In recent weeks, pundits, diplomats and assorted foreign policy wonks have started raising the alarm on U.S.-Russia relations, with the Obama administration's much-trumpeted "reset" seeming to be increasingly under threat. A recent travel ban by the U.S. State Department on certain Russian officials believed to be involved in the death of lawyer Sergei Magnitsky elicited an angry response from Moscow threatening cooperation in areas ranging from Afghanistan to North Korea. Russia's ambassador to NATO, Dmitry Rogozin, has started grousing about U.S. missile defense plans again. And all of this comes against a backdrop of increasing criticism from Prime Minister Vladimir Putin and his factional supporters in the Russian government about U.S. policy in Libya and Syria. Predictably, this has resulted in a stream of op-eds in the Western press raising the specter of a "new Cold War."
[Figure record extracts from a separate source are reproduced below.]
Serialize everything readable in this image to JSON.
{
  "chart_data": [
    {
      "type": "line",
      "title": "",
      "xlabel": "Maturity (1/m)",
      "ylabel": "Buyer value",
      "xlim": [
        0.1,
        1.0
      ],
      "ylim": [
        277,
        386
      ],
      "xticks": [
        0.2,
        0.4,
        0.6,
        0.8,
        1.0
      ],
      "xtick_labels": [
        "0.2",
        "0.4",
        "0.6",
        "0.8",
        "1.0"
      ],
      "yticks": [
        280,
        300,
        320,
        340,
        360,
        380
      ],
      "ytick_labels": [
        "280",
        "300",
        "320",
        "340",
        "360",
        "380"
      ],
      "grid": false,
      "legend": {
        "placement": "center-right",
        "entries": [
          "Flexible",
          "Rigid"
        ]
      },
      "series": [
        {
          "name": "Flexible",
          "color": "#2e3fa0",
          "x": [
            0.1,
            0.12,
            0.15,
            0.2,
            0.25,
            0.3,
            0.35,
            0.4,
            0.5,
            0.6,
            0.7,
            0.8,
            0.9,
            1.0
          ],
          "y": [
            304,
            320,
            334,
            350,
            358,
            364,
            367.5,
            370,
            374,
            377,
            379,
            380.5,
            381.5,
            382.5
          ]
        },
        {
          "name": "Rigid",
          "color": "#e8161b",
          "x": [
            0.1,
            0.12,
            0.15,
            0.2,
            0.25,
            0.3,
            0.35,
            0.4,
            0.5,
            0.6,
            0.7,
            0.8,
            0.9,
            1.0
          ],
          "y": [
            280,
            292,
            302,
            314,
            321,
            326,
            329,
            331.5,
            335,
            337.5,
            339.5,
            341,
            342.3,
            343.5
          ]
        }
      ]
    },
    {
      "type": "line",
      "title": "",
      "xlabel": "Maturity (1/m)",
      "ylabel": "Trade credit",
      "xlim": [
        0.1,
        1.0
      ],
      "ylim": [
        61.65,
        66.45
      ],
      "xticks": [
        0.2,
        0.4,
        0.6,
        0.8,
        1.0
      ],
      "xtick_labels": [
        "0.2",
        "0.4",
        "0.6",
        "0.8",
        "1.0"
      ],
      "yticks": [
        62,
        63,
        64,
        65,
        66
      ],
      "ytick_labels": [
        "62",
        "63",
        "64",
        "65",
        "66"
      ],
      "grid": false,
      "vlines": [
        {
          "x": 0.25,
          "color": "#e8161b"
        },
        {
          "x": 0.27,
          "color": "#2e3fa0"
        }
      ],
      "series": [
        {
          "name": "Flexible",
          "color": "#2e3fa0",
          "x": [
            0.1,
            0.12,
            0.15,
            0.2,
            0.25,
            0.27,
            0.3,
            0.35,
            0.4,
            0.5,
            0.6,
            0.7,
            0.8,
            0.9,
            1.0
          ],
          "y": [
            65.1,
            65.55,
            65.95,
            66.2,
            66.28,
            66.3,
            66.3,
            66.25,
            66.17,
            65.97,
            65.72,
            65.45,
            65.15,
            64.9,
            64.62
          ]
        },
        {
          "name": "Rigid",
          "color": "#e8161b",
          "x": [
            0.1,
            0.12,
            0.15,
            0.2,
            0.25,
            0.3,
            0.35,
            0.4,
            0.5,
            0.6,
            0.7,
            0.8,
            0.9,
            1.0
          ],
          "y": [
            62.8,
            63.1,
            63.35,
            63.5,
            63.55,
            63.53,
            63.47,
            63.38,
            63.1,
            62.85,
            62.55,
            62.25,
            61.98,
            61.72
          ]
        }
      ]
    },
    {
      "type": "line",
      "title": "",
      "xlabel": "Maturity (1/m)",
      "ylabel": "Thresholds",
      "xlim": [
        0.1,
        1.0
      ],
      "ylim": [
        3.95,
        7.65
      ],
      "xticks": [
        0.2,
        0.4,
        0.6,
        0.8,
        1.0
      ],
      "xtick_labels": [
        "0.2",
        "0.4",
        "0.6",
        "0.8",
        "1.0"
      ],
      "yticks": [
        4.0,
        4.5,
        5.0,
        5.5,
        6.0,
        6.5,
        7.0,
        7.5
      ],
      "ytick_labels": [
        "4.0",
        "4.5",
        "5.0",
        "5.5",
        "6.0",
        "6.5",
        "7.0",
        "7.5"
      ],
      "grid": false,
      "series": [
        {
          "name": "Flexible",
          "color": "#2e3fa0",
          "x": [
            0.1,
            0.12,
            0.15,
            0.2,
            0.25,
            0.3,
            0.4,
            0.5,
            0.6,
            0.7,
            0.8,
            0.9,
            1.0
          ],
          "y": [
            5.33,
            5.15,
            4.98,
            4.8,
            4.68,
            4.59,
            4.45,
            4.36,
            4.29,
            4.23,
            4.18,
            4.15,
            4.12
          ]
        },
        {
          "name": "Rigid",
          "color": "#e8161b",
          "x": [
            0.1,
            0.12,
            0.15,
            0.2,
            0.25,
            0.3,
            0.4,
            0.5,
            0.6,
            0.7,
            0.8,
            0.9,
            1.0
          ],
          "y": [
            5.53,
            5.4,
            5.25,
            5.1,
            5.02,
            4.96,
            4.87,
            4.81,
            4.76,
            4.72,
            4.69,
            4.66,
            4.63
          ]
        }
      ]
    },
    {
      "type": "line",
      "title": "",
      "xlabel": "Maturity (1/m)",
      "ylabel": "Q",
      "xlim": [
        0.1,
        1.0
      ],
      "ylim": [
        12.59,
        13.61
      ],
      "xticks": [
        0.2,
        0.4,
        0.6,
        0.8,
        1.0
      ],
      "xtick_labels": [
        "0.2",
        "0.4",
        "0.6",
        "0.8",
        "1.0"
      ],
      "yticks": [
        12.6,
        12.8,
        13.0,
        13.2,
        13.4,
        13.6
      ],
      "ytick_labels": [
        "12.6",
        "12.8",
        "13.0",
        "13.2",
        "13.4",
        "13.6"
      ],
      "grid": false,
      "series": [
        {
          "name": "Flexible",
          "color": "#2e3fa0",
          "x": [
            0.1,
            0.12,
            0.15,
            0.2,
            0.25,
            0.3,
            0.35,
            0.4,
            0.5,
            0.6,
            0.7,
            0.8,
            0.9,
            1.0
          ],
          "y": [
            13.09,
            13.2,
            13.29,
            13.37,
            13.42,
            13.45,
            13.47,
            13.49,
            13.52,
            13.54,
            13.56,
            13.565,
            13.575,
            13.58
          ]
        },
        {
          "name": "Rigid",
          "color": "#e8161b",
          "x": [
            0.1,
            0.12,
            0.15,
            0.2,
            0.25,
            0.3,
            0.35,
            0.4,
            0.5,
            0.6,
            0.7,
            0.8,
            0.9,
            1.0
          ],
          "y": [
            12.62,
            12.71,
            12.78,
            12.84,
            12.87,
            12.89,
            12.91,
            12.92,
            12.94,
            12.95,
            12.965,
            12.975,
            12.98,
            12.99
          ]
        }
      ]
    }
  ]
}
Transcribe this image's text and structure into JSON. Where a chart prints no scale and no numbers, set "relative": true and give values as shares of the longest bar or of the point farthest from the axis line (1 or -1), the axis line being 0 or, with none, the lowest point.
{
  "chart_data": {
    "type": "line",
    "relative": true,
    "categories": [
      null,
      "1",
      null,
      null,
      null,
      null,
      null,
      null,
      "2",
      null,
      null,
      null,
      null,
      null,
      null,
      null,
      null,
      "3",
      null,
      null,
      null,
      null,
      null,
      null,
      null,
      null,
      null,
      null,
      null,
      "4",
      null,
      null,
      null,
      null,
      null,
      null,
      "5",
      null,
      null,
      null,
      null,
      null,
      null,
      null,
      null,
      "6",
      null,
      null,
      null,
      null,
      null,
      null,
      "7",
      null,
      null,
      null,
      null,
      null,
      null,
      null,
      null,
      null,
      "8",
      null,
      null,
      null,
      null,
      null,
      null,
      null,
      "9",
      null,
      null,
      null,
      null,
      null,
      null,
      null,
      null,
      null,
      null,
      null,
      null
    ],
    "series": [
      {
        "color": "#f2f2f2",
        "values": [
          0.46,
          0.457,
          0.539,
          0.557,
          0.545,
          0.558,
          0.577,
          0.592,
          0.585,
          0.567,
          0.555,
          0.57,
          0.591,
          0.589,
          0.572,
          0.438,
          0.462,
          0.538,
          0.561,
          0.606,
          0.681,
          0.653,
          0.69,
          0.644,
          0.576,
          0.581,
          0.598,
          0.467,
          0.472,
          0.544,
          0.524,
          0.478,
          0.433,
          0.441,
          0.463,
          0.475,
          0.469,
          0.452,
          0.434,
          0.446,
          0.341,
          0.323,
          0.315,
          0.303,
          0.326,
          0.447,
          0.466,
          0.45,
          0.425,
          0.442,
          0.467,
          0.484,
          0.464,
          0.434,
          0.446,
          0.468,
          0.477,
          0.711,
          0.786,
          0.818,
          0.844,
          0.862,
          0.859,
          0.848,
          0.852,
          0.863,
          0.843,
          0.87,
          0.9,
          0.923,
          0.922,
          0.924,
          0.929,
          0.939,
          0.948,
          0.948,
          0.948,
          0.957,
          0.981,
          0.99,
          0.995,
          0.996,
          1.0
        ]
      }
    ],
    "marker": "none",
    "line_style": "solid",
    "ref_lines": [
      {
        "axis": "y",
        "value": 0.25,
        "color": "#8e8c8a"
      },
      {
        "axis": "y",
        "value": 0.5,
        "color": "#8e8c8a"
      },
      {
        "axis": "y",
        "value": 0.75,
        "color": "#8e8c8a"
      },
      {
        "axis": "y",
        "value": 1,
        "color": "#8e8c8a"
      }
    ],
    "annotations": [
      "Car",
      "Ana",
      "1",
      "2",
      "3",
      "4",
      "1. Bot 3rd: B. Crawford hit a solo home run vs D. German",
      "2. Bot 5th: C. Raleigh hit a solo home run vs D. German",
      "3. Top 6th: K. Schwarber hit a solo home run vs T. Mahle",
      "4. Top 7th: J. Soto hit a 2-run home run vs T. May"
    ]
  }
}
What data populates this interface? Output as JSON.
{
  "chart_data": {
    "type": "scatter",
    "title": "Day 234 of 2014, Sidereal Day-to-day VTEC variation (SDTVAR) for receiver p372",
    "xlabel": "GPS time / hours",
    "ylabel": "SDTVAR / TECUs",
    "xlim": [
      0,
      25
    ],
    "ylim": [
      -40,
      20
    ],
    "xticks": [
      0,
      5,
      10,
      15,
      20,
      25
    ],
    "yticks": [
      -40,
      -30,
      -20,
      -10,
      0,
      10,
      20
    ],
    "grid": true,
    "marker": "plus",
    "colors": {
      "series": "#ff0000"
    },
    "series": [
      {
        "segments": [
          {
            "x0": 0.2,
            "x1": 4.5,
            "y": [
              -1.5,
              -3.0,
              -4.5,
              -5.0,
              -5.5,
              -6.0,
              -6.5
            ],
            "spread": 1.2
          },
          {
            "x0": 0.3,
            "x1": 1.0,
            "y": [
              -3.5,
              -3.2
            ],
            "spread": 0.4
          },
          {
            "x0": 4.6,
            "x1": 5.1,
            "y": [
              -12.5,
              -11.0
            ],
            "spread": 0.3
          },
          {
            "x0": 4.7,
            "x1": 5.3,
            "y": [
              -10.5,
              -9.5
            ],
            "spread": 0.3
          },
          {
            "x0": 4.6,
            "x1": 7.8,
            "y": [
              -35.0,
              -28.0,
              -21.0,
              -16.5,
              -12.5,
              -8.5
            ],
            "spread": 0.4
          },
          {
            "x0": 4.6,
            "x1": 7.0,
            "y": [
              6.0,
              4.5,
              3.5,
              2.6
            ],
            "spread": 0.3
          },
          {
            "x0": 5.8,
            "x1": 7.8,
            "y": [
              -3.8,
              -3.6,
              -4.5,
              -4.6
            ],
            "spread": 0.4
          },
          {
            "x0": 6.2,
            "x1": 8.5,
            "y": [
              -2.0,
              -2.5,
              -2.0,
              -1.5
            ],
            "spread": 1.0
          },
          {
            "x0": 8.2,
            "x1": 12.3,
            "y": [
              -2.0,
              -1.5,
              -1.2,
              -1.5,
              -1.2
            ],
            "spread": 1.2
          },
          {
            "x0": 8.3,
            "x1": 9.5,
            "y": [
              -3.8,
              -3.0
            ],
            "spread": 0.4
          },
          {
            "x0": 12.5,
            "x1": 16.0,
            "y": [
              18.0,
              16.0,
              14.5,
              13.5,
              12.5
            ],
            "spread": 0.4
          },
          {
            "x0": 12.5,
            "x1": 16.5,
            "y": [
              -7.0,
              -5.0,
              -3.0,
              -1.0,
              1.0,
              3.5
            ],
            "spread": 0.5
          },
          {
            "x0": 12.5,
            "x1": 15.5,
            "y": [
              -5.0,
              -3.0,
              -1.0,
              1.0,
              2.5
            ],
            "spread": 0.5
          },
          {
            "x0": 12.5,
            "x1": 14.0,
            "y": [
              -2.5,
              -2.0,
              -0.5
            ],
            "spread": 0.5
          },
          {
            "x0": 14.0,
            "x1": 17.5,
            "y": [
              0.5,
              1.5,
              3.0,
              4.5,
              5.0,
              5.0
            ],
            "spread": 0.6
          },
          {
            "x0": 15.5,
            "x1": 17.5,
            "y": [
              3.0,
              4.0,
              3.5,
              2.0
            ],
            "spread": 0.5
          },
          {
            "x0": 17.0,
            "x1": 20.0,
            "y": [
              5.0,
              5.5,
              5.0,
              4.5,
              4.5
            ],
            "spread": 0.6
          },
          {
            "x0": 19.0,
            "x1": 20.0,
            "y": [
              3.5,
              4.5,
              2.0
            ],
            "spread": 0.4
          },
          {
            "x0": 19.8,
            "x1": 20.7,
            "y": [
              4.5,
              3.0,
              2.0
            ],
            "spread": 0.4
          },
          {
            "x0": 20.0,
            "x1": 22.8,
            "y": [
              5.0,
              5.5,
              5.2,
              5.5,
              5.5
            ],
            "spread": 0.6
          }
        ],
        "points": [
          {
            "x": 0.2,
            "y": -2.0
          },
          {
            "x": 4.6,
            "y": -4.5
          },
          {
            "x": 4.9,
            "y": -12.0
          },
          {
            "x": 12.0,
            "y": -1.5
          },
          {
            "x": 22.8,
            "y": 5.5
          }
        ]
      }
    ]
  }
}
So is the concern justified?
In a word, no. There has been no major break in U.S.-Russian relations, nor is one likely. What we are seeing is yet another one of Russia's periodic succession crises in the run-up to next year's presidential election. As Russia is in functional terms a nondemocratic state, there is no effective and broadly accepted mechanism for ensuring an orderly transfer of power, and arguably there hasn't been one since the days of the tsar. The selection and installation of a new ruler tends to be a perilous affair for everyone involved. It also tends to make Russian foreign policy highly reactive and aggressive until the crisis passes.